Unvorhersehbare Windrichtungen und -geschwindigkeiten… mit Sturm zu rechnen…
     
    Sturmverwaltungsnetzwerk von Kossuth
Warnung vor extremen Wetterbedingungen

 
38
     
     
    Ich wachte in Kossuth-typischer Hitze und flachwinkligem Sonnenlicht auf, mit einem leichten Kater und zu sägenden Knurrgeräuschen. Draußen in den Ställen fütterte jemand die Sumpfpanther.
    Ich blickte auf meine Uhr. Es war noch recht früh.
    Eine Weile lag ich ruhig da, bis zu den Hüften in die Laken verwickelt, und horchte auf die Tiere und die rauen männlichen Rufe der Fütterer auf den Stegen über ihnen. Segesvar hatte mich zwei Jahre zuvor zu einer Besichtigungstour mitgenommen, und ich erinnerte mich noch sehr gut an die ehrfurchtgebietende Kraft, mit der die Panther nach oben ausschlugen, um die Fischstücke zu erwischen, die groß wie der Torso eines Menschen waren. Auch damals hatten die Fütterer laut gebrüllt, aber je länger man ihnen zuhörte, desto mehr wurde einem bewusst, dass das Geschrei nur dazu diente, sich in einer Situation instinktiver Furcht Mut zu machen.
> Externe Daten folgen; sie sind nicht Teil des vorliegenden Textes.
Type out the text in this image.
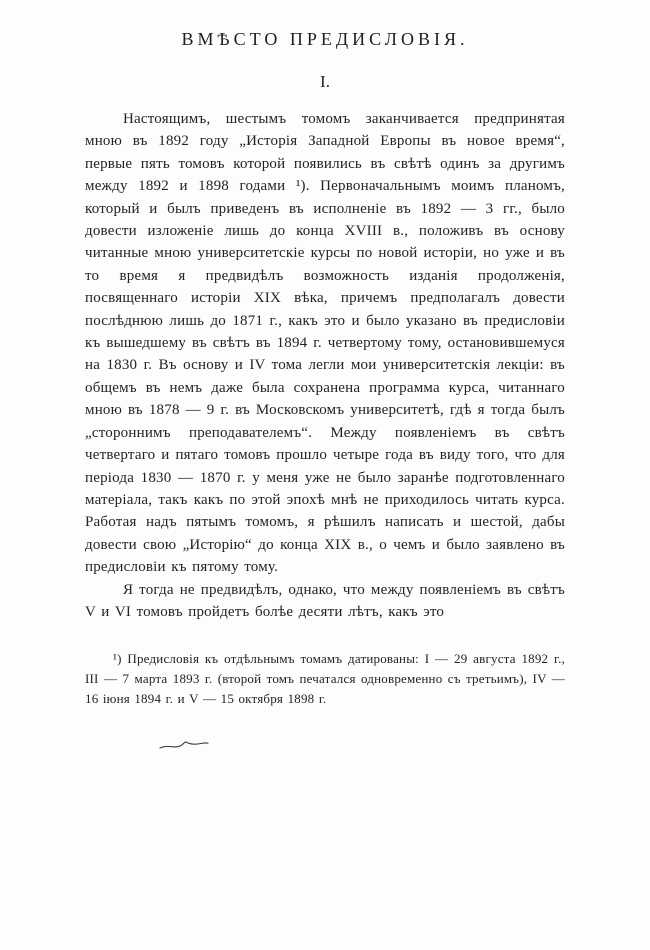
ВМѢСТО ПРЕДИСЛОВІЯ.
I.

Настоящимъ, шестымъ томомъ заканчивается предпринятая мною въ 1892 году „Исторія Западной Европы въ новое время“, первые пять томовъ которой появились въ свѣтѣ одинъ за другимъ между 1892 и 1898 годами ¹). Первоначальнымъ моимъ планомъ, который и былъ приведенъ въ исполненіе въ 1892 — 3 гг., было довести изложеніе лишь до конца XVIII в., положивъ въ основу читанные мною университетскіе курсы по новой исторіи, но уже и въ то время я предвидѣлъ возможность изданія продолженія, посвященнаго исторіи XIX вѣка, причемъ предполагалъ довести послѣднюю лишь до 1871 г., какъ это и было указано въ предисловіи къ вышедшему въ свѣтъ въ 1894 г. четвертому тому, остановившемуся на 1830 г. Въ основу и IV тома легли мои университетскія лекціи: въ общемъ въ немъ даже была сохранена программа курса, читаннаго мною въ 1878 — 9 г. въ Московскомъ университетѣ, гдѣ я тогда былъ „стороннимъ преподавателемъ“. Между появленіемъ въ свѣтъ четвертаго и пятаго томовъ прошло четыре года въ виду того, что для періода 1830 — 1870 г. у меня уже не было заранѣе подготовленнаго матеріала, такъ какъ по этой эпохѣ мнѣ не приходилось читать курса. Работая надъ пятымъ томомъ, я рѣшилъ написать и шестой, дабы довести свою „Исторію“ до конца XIX в., о чемъ и было заявлено въ предисловіи къ пятому тому.

Я тогда не предвидѣлъ, однако, что между появленіемъ въ свѣтъ V и VI томовъ пройдетъ болѣе десяти лѣтъ, какъ это

¹) Предисловія къ отдѣльнымъ томамъ датированы: I — 29 августа 1892 г., III — 7 марта 1893 г. (второй томъ печатался одновременно съ третьимъ), IV — 16 іюня 1894 г. и V — 15 октября 1898 г.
Mit Ausnahme von ein paar abgehärteten Sumpfwildjägern rekrutierte Segesvar seine Leute fast ausschließlich am Hafen und in den Slums von Newpest, wo die Chancen, dass die Jungen jemals einen echten Panther gesehen hatten, genauso gering waren wie die, dass sie jemals in Millsport gewesen waren.
    Ein paar Jahrhunderte früher war alles anders gewesen. Die Lagune war kleiner gewesen, da man sie erst später so weit nach Süden ausgebaut hatte, um Platz für die Belatang-Monokulturen der Konzerne zu machen. Stellenweise krochen die giftig-schönen Bäume und die Schwimmblätter fast bis an die Stadtgrenze heran, und der Binnenhafen musste alle zwei Jahre neu ausgebaggert werden. Es war nicht ungewöhnlich, dass man an den Laderampen auf Panther stieß, die sich in der Sommerhitze sonnten, mit schimmerndem Chamäleonfell, das das flirrende Tageslicht imitierte. Besondere Variationen im Fortpflanzungszyklus ihrer Beute in der Lagune trieben sie manchmal auf die Straßen, die dem Sumpfland am nächsten lagen, wo sie versiegelte Abfallbehälter mit müheloser Wildheit aufrissen und gelegentlich bei Nacht einen Obdachlosen oder unvorsichtigen Betrunkenen mitnahmen. Genauso wie in ihrem sumpfigen Lebensraum legten sie sich in kleinen Gassen flach auf den Boden, Körper und Gliedmaßen unter einer Mähne und einem Mantel verborgen, der sich in der Dunkelheit pechschwarz tarnte. Für ihre Opfer sahen sie bestenfalls wie ein besonders tiefer Schatten aus, bis es zu spät war und sie für die Polizei nicht mehr zurückließen als große Blutflecken und das Echo von Schreien in der Nacht. Mit zehn Jahren hatte ich bereits etliche dieser Tiere leibhaftig gesehen und war sogar einmal schreiend mit meinen Freunden die Leiter an einem Lagerhaus hinaufgestürmt, als ein schläfriger Panther sich bei unserer Schritt-Anhalten-Schritt- Annäherung herumgerollt hatte, um eine Ecke seiner schlaffen Bartelmähne in unsere Richtung zu schleudern und mit klaffendem Schnabel zu gähnen.
    Wie so vieles, was man in der Kindheit erlebt, war der Schrecken nur vorübergehend. Sumpfpanther waren unheimlich, sie stellten eine tödliche Gefahr dar, wenn man ihnen unter den falschen Bedingungen begegnete, aber letzten Endes waren sie ein Teil unserer Welt.
    Das Knurren von draußen schien ein Crescendo zu erreichen.
    Für Segesvars Leute waren Sumpfpanther wie die bösen Jungs aus hundert billigen Holospielen oder vielleicht eine nicht geschwänzte Biologiestunde in der Schule, die plötzlich real geworden war. Monster von einem fremden Planeten.
    Von diesem.
    Und im Innern dieser jungen Schläger, die für Segesvar arbeiteten, bis der Lebensstil der unteren haiduci-Ränge sie unweigerlich fertig machte, erweckten diese Monster vielleicht die zitternde existentielle Erkenntnis, wie weit wir alle in Wirklichkeit von unserem Zuhause entfernt waren.
    Andererseits vielleicht auch nicht.
    Jemand rührte sich im Bett neben mir und stöhnte.